Possessing acreage in even the hottest of shale plays doesn’t necessarily guarantee a return on investment.
But a trio from Texas Standard Oil has devised a method to evaluate the economic potential of an asset. Relying heavily on data, their method goes beyond the conventional ways of building type curves based on production data from nearby horizontal wells in targeted areas.
“This works fine if only one bench is being targeted with a statistically significant number of wells, having somewhat uniform completions among the wells,” Texas Standard’s Abhishek Gaurav, Edward J. Gibbon and Timothy M. Roberson wrote in a paper they presented in February at the Society of Professional Engineers’ Canada Unconventional Resources Conference in Calgary. “The problem soon becomes complicated when multiple benches are being targeted with varying landing depths in each bench.”
Successfully navigating an abundance of data to decipher what impacts production could set the winners apart from the losers when it comes to acquiring shale assets. The team created a dashboard, which integrates various data analytics, to help E&Ps and other potential investors quickly identify factors that could affect production and ultimately, profits.

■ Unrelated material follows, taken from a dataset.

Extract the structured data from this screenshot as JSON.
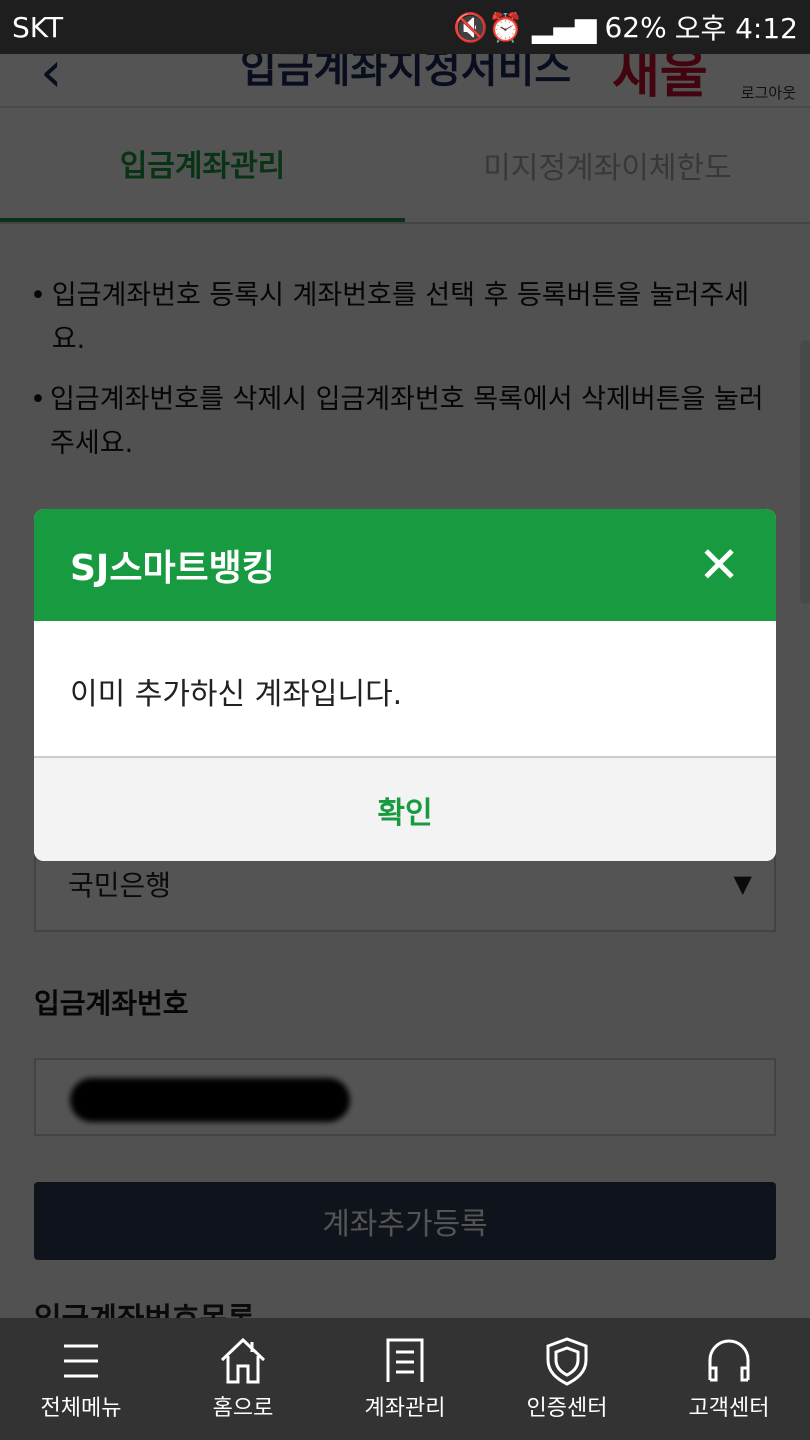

“Data mining integrated with available geological information assists in identifying the key parameters that affect well performance,” the authors wrote. “Once optimized for completions parameters, one can identify the real potential of an asset under consideration.”
The continuous push to optimize completions techniques—as operators pump more proppant, drill deeper and adjust spacing—could place a previously unattractive asset among the most desirable.

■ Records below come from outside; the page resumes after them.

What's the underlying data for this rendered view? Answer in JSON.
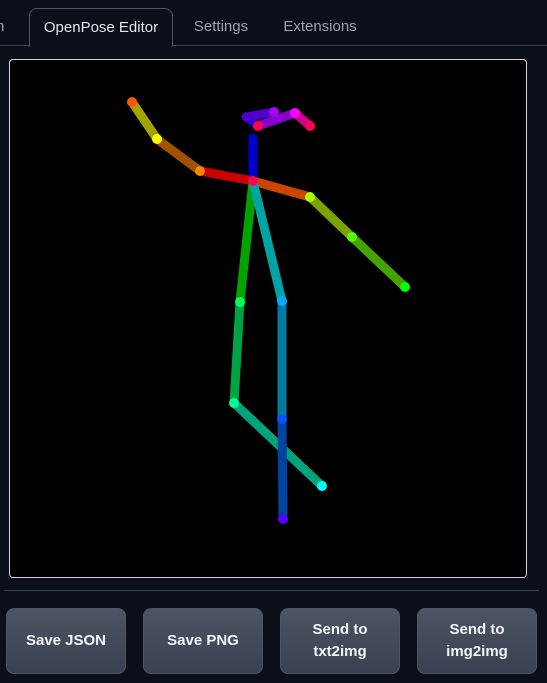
{
  "tabs": {
    "partial_label": "n",
    "active_label": "OpenPose Editor",
    "settings_label": "Settings",
    "extensions_label": "Extensions"
  },
  "canvas": {
    "background": "#000000",
    "pose": "openpose-skeleton"
  },
  "buttons": {
    "save_json": "Save JSON",
    "save_png": "Save PNG",
    "send_txt2img": "Send to\ntxt2img",
    "send_img2img": "Send to\nimg2img"
  },
  "colors": {
    "page_bg": "#0b0f19",
    "tab_active_text": "#e5e7eb",
    "tab_text": "#9ca3af",
    "button_bg": "#4b5563"
  }
}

But completions are only one factor, according to the authors. Combine this with geological data such as reservoir pressure with information on faults, anticipated drilling costs and production type curves, and economic forecasting becomes less cloudy.
It helps that some of this data is publicly available from state agencies such as the Texas Railroad Commission or can be cobbled together from company reports.
“The aggregation of data on several wells feeds into the creation of a huge data-set, in other words, big data. Once a combination of above-mentioned factors is taken into account, the pattern identification process related to correlation of performance vs. parameters is quickly established,” the authors wrote. “The type curve, which corresponds to the optimum parameters for the particular area of interest, is then used for economic forecasting.”
Completion variables that factor into the economics include: proppant amounts, type of fracture fluid, stage length, the number of clusters per stage and perforation per cluster, to name a few.
Other areas to consider include depth changes, thickness of carbonate layers, faults, production methods and leasing costs.
“If it costs $50,000 per net acre in the core of any basin and the EURs for 3 economic benches are in the 1,000,000 BOE per well, 80% oil range; how does this compare to an area with a cost of $1,000 per net acre with 2 economic benches having EURs of 800,000 BOE per well, 44% oil range, in the same price environment for a different lateral length?,” the authors asked. “This comparison makes it imperative to integrate leasing cost with the AFE [authorization for expenditure] in the well economics or the project economic modeling for a more accurate evaluation.”
The company is currently developing unconventional assets in Permian, focusing on the Midland Basin’s Wolfcamp and Spraberry plays as well as the Delaware Basin’s Wolfcamp and Bone Springs. Gaurav is a completions engineer; Gibbon, vice president of reservoir engineering; and Roberson, president.
Gaurav said their work was well received during the conference, and they have received positive feedback from E&Ps, private-equity groups and others.